Tsai S C, Haun R S, Tsuchiya M, Moss J, Vaughan M
Laboratory of Cellular Metabolism, National Heart, Lung, and Blood Institute, National Institutes of Health, Bethesda, Maryland 20892.
J Biol Chem. 1991 Dec 5;266(34):23053-9.
ADP-ribosylation factors (ARFs) are approximately 20-kDa guanine nucleotide-binding proteins that stimulate the ADP-ribosyltransferase activity of cholera toxin in vitro. Five different human ARFs have been identified by cDNA cloning. Northern analysis using ARF 3-specific oligonucleotides identified two mRNAs of 3.7 and 1.2 kilobases (kb). We report here the complete nucleotide sequence of the 3.7-kb ARF 3 mRNA derived from three overlapping cDNAs isolated from human hippocampus and fetal brain cDNA libraries, as well as the structure of human ARF 3 gene. Sequences of two overlapping genomic clones indicated that the ARF 3 gene spans approximately 18.3 kb and contains five exons and four introns. The conserved amino acid sequences involved in guanine nucleotide binding by ARF 3 are distributed among separate exons, as found in other GTP-binding protein genes. Translation initiates in exon 2 which includes the sequence GXXXXGK that probably participates in phosphate binding and GTP hydrolysis. The sequence DVGG in exon 3 coordinates binding of Mg2+ and the beta-phosphate of GDP. In the ARF 3 gene in contrast to those of other GTP-binding proteins, the sequence NKXD (which is thought to contribute to the specificity of interaction with the guanine ring) is divided between exons 4 and 5. The latter encodes the COOH-terminal 53 amino acids of ARF 3 and contains greater than 2500 base pairs of untranslated DNA. The sequence AATTAA is 19 bases 5' to the polyadenylation addition site of the 3.7-kb mRNA. Multiple transcription start sites were identified by primer extension and S1 and mung bean nuclease analyses. The 5'-flanking region of exon 1 contains neither a TATA nor a CAAT box, but is high in GC content (greater than 70%) and includes three potential Sp1-binding sites (GC box), consistent with the promoters described for several housekeeping genes. The 1.2-kb ARF 3 mRNA is shown to arise by use of an alternative polyadenylation signal (AACAAA) at nucleotide 1091 within the ARF 3 cDNA.

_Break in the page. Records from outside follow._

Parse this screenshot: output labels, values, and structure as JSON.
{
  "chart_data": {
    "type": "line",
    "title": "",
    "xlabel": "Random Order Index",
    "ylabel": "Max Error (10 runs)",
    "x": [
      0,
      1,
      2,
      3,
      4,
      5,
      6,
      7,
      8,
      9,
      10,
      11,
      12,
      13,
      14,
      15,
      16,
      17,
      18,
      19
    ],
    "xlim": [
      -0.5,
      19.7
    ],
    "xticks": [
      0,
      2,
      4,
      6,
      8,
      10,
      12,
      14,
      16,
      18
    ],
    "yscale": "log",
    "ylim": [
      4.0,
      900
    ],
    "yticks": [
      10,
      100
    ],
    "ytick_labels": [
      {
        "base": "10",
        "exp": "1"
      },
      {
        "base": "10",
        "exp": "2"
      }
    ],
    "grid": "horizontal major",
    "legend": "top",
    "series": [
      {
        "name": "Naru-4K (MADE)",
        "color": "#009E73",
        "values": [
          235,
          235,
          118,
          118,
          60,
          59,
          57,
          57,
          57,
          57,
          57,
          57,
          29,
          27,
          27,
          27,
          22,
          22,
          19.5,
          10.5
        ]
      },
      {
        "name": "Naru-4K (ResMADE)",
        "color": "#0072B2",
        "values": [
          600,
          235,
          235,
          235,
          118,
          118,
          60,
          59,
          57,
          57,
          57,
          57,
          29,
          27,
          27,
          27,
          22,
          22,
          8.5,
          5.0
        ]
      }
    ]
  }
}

ADP核糖基化因子(ARFs)是一类分子量约为20 kDa的鸟嘌呤核苷酸结合蛋白,在体外可刺激霍乱毒素的ADP核糖基转移酶活性。通过cDNA克隆已鉴定出五种不同的人类ARFs。使用ARF 3特异性寡核苷酸进行的Northern分析鉴定出两条分别为3.7和1.2千碱基(kb)的mRNA。我们在此报告从人海马体和胎儿脑cDNA文库中分离出的三个重叠cDNA所得到的3.7 kb ARF 3 mRNA的完整核苷酸序列,以及人类ARF 3基因的结构。两个重叠基因组克隆的序列表明,ARF 3基因跨度约为18.3 kb,包含五个外显子和四个内含子。与其他GTP结合蛋白基因一样,ARF 3中参与鸟嘌呤核苷酸结合的保守氨基酸序列分布在不同的外显子中。翻译起始于外显子2,其中包含可能参与磷酸结合和GTP水解的序列GXXXXGK。外显子3中的序列DVGG协调Mg2+与GDP的β-磷酸的结合。与其他GTP结合蛋白的基因不同,在ARF 3基因中,序列NKXD(被认为有助于与鸟嘌呤环相互作用的特异性)在外显子4和5之间分开。后者编码ARF 3的COOH末端53个氨基酸,并包含超过2500个碱基对的非翻译DNA。序列AATTAA位于3.7 kb mRNA的多聚腺苷酸化添加位点上游19个碱基处。通过引物延伸以及S1和绿豆核酸酶分析鉴定出多个转录起始位点。外显子1的5'侧翼区域既没有TATA盒也没有CAAT盒,但GC含量很高(大于70%),并包括三个潜在的Sp1结合位点(GC盒),这与几个管家基因的启动子情况一致。1.2 kb的ARF 3 mRNA显示是通过使用ARF 3 cDNA内第1091位核苷酸处的一个替代多聚腺苷酸化信号(AACAAA)产生的。